At that point it's pretty much undefined, and depends on what your function actually does with c.

After all this is over and the callee returns, assuming your program didn't crash, the caller will restore esp and the stack pointer will be back where it should be. So from the caller's POV everything is probably fine and the stack pointer ends up back where it's supposed to be, but the callee sees junk for c.

---

64-bit

The mechanics on 64-bit machines is different but the end result is roughly the same effect.

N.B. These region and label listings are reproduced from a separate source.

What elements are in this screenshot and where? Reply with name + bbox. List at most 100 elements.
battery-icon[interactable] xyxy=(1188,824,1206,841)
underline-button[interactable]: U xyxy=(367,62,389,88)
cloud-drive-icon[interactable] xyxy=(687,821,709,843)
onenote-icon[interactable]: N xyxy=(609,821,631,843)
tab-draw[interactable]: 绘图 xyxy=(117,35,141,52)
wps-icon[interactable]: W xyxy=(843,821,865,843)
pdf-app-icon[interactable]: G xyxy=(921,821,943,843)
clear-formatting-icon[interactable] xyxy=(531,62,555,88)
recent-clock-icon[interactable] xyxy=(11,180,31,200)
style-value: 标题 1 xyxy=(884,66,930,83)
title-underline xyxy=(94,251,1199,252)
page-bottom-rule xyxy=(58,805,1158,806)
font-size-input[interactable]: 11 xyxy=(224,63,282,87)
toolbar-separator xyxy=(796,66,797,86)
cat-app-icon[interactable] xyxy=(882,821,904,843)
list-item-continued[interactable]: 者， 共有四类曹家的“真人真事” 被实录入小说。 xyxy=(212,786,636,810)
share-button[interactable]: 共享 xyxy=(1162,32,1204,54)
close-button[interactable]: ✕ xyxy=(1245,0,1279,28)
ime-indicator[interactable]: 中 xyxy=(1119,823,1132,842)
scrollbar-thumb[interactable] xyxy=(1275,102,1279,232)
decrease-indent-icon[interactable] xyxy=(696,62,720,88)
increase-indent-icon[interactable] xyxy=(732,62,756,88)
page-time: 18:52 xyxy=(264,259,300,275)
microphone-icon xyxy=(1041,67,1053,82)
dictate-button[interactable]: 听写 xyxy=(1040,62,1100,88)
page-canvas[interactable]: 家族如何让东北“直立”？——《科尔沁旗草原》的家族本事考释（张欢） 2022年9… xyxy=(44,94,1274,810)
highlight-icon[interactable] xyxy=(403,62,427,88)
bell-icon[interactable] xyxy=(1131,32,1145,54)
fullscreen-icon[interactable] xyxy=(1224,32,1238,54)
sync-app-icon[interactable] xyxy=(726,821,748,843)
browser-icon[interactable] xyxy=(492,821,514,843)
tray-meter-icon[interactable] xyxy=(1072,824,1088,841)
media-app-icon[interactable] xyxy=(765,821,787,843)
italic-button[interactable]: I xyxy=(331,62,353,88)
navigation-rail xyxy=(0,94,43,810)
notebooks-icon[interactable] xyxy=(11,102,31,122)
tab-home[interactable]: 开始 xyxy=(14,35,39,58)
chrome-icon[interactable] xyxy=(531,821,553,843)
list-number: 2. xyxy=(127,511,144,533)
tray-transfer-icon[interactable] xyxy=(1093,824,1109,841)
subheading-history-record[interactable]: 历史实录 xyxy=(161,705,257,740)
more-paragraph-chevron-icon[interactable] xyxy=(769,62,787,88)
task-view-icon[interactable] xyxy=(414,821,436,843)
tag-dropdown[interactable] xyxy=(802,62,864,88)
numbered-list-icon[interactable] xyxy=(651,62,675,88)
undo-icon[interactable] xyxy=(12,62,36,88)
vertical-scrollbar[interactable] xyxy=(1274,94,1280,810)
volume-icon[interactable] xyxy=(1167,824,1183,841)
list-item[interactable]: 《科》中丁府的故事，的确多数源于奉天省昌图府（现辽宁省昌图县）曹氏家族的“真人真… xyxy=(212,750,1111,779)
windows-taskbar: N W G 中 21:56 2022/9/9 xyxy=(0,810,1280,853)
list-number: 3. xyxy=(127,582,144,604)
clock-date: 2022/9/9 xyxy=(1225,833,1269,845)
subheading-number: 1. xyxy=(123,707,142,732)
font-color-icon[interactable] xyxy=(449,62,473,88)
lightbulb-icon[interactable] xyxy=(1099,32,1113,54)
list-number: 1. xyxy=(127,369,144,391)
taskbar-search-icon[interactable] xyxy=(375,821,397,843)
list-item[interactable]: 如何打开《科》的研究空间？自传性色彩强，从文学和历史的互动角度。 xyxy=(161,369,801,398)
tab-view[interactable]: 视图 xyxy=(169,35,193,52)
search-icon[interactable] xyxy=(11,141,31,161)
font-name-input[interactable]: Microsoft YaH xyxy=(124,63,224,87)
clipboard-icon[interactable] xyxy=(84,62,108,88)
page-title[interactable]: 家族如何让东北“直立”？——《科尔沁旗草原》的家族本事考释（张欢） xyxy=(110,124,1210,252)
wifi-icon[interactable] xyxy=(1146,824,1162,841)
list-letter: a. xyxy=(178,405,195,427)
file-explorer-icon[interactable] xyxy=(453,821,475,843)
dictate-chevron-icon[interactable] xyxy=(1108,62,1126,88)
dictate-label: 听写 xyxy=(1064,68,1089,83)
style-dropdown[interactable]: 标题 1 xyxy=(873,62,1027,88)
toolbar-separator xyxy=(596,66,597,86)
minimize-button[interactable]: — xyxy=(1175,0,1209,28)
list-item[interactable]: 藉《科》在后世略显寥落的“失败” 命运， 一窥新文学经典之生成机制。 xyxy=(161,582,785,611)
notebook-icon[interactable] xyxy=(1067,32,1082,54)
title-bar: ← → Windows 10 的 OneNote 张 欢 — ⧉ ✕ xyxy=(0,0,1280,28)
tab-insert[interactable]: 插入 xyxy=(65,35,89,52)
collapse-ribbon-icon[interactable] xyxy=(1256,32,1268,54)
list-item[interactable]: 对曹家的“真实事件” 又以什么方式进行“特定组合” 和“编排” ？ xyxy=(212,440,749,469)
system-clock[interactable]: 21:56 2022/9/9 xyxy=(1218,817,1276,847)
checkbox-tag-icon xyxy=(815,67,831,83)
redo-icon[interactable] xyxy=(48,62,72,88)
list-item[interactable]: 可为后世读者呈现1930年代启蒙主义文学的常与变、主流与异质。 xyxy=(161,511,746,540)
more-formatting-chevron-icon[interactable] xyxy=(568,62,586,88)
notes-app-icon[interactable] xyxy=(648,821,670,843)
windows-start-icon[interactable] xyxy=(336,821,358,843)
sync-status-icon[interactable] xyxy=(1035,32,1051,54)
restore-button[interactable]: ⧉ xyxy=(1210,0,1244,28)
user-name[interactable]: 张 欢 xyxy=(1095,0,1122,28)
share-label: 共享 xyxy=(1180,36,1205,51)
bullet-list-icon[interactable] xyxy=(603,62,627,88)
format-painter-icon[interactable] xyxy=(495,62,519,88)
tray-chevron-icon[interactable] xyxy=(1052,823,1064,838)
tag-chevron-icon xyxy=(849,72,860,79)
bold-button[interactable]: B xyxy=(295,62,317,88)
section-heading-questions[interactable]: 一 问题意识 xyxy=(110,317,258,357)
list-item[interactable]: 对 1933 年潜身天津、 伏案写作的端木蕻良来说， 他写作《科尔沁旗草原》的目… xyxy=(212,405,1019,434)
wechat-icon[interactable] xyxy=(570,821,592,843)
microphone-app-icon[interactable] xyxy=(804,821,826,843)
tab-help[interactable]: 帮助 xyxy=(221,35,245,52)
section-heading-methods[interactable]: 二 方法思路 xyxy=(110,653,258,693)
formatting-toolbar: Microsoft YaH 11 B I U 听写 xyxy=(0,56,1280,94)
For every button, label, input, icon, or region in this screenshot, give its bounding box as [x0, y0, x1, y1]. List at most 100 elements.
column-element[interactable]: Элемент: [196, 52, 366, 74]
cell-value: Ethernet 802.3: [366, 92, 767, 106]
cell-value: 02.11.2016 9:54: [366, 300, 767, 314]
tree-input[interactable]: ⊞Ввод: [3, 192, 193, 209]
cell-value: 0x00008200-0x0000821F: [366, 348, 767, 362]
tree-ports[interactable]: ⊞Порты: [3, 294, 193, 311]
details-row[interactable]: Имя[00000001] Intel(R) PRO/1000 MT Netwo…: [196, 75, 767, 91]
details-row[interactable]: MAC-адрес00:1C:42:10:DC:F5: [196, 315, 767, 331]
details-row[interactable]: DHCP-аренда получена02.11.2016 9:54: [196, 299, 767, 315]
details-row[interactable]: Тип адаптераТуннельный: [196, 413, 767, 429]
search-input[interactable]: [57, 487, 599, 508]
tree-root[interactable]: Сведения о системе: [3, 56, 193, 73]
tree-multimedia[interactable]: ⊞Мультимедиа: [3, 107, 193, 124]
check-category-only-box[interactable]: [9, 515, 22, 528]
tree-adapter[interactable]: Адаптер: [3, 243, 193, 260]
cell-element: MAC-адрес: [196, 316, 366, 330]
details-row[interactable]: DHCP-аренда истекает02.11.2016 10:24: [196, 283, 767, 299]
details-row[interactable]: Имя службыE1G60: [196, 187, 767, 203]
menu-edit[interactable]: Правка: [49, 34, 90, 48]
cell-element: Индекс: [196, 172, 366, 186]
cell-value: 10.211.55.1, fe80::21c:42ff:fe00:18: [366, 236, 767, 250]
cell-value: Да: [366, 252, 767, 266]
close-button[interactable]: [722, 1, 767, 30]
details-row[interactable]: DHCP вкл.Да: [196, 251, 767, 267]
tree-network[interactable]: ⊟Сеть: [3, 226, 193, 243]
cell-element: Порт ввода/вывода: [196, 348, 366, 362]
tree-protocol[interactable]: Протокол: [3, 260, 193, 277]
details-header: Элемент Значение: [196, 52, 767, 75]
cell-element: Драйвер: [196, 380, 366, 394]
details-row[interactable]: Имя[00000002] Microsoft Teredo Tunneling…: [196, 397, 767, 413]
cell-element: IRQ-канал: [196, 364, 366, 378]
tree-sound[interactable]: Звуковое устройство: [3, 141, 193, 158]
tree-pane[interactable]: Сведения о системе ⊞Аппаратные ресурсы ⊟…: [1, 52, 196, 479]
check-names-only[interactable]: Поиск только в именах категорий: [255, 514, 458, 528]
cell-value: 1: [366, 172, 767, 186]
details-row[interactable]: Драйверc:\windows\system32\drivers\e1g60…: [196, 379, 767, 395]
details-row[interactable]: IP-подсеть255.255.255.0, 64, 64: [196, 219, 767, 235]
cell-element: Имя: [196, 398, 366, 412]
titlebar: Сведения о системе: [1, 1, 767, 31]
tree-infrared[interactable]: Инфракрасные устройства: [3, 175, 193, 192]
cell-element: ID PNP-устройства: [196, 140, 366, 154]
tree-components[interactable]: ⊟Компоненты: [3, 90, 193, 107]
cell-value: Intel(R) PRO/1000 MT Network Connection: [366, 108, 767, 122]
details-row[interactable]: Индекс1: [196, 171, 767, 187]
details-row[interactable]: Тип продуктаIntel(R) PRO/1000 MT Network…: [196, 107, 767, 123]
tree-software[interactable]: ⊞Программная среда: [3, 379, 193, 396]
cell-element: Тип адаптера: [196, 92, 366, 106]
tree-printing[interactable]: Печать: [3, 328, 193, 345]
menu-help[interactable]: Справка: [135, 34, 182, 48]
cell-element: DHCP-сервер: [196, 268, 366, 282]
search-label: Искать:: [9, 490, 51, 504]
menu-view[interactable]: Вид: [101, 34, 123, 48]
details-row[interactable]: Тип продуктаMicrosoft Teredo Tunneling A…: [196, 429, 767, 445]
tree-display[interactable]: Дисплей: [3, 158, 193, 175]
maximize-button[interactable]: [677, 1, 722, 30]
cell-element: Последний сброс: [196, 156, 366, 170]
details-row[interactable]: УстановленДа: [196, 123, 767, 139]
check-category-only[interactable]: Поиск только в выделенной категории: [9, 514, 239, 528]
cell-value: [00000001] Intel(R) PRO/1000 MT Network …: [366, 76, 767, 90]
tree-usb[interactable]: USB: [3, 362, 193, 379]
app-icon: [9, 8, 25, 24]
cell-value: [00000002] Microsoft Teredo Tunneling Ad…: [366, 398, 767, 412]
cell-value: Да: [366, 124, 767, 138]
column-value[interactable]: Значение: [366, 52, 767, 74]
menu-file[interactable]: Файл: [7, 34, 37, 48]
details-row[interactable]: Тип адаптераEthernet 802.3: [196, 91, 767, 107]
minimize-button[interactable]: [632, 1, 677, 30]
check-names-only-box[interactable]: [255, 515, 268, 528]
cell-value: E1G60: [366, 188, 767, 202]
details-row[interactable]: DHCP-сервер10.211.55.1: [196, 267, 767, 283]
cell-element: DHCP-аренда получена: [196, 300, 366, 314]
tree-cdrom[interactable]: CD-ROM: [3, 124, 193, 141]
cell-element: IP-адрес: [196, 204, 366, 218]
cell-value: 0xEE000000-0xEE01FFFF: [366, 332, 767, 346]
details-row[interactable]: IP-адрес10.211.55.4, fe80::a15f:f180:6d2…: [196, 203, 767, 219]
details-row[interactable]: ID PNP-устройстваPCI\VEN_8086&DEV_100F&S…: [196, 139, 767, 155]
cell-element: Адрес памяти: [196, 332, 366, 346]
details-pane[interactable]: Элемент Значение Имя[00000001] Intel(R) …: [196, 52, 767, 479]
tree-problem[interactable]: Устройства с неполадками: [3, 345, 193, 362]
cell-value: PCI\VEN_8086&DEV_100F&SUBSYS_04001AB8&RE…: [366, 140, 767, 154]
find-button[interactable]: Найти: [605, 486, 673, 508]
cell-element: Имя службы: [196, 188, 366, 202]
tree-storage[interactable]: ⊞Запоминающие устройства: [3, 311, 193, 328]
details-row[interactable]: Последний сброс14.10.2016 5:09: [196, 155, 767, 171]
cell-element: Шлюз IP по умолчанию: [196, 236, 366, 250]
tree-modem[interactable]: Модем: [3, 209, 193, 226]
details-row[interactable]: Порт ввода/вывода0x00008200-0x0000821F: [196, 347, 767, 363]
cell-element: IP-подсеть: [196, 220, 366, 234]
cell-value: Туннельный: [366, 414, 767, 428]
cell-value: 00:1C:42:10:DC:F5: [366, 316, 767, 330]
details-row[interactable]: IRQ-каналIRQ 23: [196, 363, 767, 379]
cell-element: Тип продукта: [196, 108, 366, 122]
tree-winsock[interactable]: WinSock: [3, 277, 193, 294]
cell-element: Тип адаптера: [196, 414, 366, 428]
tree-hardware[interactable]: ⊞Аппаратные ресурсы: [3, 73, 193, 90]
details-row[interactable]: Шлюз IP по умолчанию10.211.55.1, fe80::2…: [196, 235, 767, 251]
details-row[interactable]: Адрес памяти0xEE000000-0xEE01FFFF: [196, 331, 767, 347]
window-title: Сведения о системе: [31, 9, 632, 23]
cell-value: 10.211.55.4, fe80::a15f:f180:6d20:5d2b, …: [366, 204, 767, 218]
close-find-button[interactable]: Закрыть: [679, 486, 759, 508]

Microsoft uses the following calling convention on 64-bit machines regardless of __cdecl or whatever (any convention you specify is ignored and all are treated identically):

• First four integer or pointer arguments placed in registers rcx, rdx, r8, and r9, in that order, left-to-right.
• First four floating-point arguments placed in registers xmm0, xmm1, xmm2, and xmm3, in that order, left-to-right.
• Anything remaining is pushed to the stack, right-to-left.
• The caller is responsible for restoring esp as well as restoring the values of all volatile registers after the call.

So in your case, the caller:

1. Puts a in rcx.
2. Puts b in rdx.
3. Allocates an extra 32 bytes of "shadow space" on the stack (see that MS article).
4. Pushes the return address.
5. Calls the function.

But the callee is expecting:

• a assumed to be in rcx (check!)
• b assumed to be in rdx (check!)
• c assumed to be in r8 (problem)

And so, as with the 32-bit case, the callee interprets whatever happened to be in r8 as c, and potential hijinks ensue, with the end effect depending on what the callee does with c. When it returns, assuming the program did not crash, the caller restores all volatile registers (rcx and rdx, and also generally includes r8 and friends) and restores esp.